- Born: July 21, 1949 (age 76) Old Ottawa East, Ottawa, Canada
- Occupation: Lawyer
- Known for: President of the Canadian Olympic Committee
- Honours: Olympic Order (2010) Canadian Olympic Order (2012) Honorary Doctorate University of Ottawa (2013)

= Michael A. Chambers =

Canadian lawyer (born 1946)

Michael A. Chambers (born July 21, 1946) is the former president of the Canadian Olympic Committee and senior partner at Maclaren Corlett LLP. As of 2021, Chambers serves as chair of the Association of National Olympic Committees Legal Commission, chair of the Panam Sports Legal Commission, and chair of the Ethics Commission of the International Canoe Federation.

A former athlete, Chambers served as president of Canoe Kayak Canada (CKC) between 1986 and 1988 after having been appointed by the CKC in 1984 to be its representative on the Canadian Olympic Committee. From 2001 to 2010, Chambers served as president of the Canadian Olympic Committee before serving on the executive board and various Commission positions with Association of National Olympic Committees and with the Pan American Sports Organization now known as Panam Sports.

In 2010, he was honoured with the Olympic Order for his services to the Olympic Movement in Canada.

==Personal life==
Chambers came from a family of paddlers. His father, a 1936 Canadian Canoe Racing National Champion, volunteered with the Rideau Canoe Club which is where his parents met. It was through his history of paddling that Chambers became one of the founding directors of the Ottawa Dragon Boat Festival and served as its chairman from 1999 to 2001.

Chambers earned his commerce law degree at the University of Ottawa. In 2010, he was inducted into the Common Law Honour Society of the University of Ottawa. In 2013, he was awarded an Honorary Doctorate by the University of Ottawa.

==Career==
As a teenager in the 1960s, Chambers competed with the Rideau Canoe Club and later served on its board of directors before becoming president of the Canoe Kayak Canada. Through his presidency with Canoe Kayak Canada, he served on the board of the Canadian Olympic Association, now the Canadian Olympic Committee. In 2001, Chambers was elected president of the association (later renamed Canadian Olympic Committee) after running against fellow lawyer Doug Hamilton. Chambers had been previously involved with the Olympic Games by serving as Chef de Mission of the Canadian Olympic Team at the 1996 Summer Olympics.

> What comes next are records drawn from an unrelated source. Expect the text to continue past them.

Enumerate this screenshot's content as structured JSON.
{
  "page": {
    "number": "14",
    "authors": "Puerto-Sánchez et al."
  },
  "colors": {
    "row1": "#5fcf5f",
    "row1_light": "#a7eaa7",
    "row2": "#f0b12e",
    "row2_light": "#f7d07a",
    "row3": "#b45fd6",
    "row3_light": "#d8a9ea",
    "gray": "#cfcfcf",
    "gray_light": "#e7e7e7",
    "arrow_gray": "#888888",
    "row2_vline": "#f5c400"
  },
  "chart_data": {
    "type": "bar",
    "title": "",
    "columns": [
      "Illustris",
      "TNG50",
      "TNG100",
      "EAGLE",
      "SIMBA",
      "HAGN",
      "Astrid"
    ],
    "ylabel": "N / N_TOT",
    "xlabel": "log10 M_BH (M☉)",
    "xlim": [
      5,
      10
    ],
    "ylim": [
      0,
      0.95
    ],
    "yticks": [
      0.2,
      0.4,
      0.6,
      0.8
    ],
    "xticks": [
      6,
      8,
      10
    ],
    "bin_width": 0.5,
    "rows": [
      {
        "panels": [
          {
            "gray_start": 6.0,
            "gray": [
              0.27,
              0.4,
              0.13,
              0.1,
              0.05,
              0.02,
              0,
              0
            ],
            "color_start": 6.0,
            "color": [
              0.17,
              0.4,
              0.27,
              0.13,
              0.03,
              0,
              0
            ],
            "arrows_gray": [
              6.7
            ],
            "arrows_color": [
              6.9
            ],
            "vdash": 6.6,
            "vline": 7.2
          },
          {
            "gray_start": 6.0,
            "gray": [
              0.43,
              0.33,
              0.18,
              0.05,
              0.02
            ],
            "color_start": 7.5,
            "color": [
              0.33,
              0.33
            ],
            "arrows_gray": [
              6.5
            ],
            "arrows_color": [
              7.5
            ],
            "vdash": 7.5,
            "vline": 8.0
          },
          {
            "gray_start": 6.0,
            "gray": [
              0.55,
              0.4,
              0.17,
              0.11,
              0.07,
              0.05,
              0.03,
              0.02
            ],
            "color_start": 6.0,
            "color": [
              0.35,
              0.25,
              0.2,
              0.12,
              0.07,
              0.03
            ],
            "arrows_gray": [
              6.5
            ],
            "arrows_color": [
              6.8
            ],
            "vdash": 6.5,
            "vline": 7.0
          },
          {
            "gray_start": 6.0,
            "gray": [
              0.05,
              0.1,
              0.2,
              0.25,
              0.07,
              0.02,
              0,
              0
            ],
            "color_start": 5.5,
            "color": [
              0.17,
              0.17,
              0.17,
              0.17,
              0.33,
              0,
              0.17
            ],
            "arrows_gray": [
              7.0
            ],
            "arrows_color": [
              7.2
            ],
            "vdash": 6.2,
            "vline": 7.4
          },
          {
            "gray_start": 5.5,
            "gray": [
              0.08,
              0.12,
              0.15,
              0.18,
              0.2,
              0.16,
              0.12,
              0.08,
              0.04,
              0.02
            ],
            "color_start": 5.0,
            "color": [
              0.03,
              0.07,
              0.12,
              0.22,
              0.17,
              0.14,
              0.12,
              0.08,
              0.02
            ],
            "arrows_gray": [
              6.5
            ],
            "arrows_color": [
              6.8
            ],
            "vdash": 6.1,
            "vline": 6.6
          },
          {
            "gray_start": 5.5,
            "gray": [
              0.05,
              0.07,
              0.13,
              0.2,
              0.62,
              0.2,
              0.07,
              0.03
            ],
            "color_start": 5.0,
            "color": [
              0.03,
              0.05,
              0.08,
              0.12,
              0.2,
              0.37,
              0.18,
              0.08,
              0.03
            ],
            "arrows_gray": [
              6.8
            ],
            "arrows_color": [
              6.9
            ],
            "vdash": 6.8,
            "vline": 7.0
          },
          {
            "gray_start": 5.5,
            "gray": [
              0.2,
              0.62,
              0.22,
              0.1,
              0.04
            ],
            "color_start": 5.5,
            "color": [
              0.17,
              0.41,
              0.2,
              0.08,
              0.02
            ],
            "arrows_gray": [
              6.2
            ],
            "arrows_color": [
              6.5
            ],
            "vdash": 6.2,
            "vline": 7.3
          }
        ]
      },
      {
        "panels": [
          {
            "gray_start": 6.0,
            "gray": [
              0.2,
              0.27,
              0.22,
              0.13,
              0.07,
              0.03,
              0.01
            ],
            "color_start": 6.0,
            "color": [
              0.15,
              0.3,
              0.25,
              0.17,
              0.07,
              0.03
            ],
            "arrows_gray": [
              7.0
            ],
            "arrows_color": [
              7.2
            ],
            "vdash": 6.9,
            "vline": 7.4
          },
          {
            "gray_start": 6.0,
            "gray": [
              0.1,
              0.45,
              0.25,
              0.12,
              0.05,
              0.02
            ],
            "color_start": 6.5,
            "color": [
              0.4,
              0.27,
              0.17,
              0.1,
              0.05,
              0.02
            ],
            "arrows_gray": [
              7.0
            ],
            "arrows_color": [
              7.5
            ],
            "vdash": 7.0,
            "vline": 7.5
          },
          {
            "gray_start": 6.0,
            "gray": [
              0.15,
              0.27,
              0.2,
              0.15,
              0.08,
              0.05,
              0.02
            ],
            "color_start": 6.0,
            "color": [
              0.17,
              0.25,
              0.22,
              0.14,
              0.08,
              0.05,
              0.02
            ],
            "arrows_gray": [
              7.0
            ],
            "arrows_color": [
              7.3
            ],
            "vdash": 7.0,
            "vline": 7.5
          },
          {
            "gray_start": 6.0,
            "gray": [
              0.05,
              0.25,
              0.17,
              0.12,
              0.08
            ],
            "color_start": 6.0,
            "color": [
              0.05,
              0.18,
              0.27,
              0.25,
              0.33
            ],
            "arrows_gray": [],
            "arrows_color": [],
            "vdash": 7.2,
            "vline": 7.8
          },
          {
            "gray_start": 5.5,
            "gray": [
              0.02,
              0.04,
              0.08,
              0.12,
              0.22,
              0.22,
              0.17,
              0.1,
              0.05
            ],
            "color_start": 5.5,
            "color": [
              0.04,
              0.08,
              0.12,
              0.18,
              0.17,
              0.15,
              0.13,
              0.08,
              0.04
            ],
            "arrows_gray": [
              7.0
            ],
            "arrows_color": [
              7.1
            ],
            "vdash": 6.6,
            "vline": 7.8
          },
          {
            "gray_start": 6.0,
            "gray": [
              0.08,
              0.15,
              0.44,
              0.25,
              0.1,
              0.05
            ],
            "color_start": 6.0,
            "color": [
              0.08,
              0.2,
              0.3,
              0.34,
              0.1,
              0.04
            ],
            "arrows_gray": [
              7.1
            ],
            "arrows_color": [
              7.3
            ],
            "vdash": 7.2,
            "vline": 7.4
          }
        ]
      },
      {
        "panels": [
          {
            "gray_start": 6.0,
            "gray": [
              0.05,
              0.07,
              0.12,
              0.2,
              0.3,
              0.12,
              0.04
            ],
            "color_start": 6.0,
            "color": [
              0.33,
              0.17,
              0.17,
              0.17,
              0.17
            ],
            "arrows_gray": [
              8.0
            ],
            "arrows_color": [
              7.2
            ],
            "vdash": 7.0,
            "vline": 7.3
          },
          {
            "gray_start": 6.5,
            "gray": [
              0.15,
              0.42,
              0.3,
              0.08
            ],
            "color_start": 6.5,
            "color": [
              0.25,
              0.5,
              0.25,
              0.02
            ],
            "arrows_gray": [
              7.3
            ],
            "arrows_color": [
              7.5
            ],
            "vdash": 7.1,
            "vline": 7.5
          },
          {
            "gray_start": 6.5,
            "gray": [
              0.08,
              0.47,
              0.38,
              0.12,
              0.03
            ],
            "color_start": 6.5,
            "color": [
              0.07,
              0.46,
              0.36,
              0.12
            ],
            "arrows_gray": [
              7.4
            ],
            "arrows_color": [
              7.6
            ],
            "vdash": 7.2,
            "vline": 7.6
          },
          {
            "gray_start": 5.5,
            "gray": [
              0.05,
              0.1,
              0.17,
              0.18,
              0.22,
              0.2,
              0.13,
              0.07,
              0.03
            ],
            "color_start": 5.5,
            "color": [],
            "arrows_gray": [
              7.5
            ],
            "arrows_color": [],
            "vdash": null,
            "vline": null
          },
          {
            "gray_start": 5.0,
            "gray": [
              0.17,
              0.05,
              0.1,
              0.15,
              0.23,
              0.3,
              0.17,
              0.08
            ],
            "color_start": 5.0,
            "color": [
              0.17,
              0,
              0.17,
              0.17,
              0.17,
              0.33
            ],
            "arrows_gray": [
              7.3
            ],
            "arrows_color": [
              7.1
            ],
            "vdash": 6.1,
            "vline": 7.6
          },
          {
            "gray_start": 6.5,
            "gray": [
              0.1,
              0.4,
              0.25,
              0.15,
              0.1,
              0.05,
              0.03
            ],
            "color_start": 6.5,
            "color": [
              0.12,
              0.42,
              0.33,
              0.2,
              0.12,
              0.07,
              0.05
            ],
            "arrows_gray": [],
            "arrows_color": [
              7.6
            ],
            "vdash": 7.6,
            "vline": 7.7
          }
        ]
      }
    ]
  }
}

Immediately following the 2002 Winter Olympics, Chambers initiated and spearheaded an appeal on behalf of cross country skier Beckie Scott which ultimately led to Beckie Scott having her bronze medal won at the Games upgraded to gold in accord with the Order of the Court of Arbitration for Sport.

He was re-elected as president in 2005 and in October 2008, became the first Canadian to be elected vice-president of the Pan American Sports Organization. That same year, the Canadian Olympic Committee began the Athlete Excellence Fund for Beijing 2008, which provides athletes with monetary rewards for placements in the top five and above during the Olympic games. The Athlete Excellence Fund was the first of its kind from the Canadian Olympic Committee for Canadian athletes.

He then served as vice chair of Vancouver's 2010 Olympic and Paralympic bid and on VANOC's Governance and Ethics committee. In 2010, he was replaced as president of the Canadian Olympic Committee by Marcel Aubut and assumed the role of president of the Pan American Sport Organization Legislative Commission. On 1 March 2010, Chambers was awarded the Olympic Order for his contributions to Canadian sport and the Olympics globalization.

In 2012, the president of the Association of National Olympic Committees (ANOC) announced he would like to create a Legal Commission consisting of Chambers, Gilbert Grésenguet, and Marc Theisen. In 2013, ANOC created the Juridical Commission which Chambers was elected chairman of. The same year, he was inducted into the Ottawa Sports Hall of Fame and awarded an honorary doctorate from the University of Ottawa.

Due to his Olympic Games experience, he was selected for the International Olympic Committee (IOC) 2014 Olympic Winter Games Working Group. The IOC working group is composed of experts from the International Federations, National Olympic Committees, and the IOC Athletes’ Commission to evaluate country bids. He also served on the Toronto 2015 PanAm Games Organizing Committee board with Chris Rudge, Marcel Aubut, and Roger Garland and in 2016 joined an organizing committee headed by John Furlong to encourage another Canadian Olympic bid.

In 2016, Chambers served as chair of the ANOC Legal Commission, and was re-selected as chairman for the 2018–2022 commission.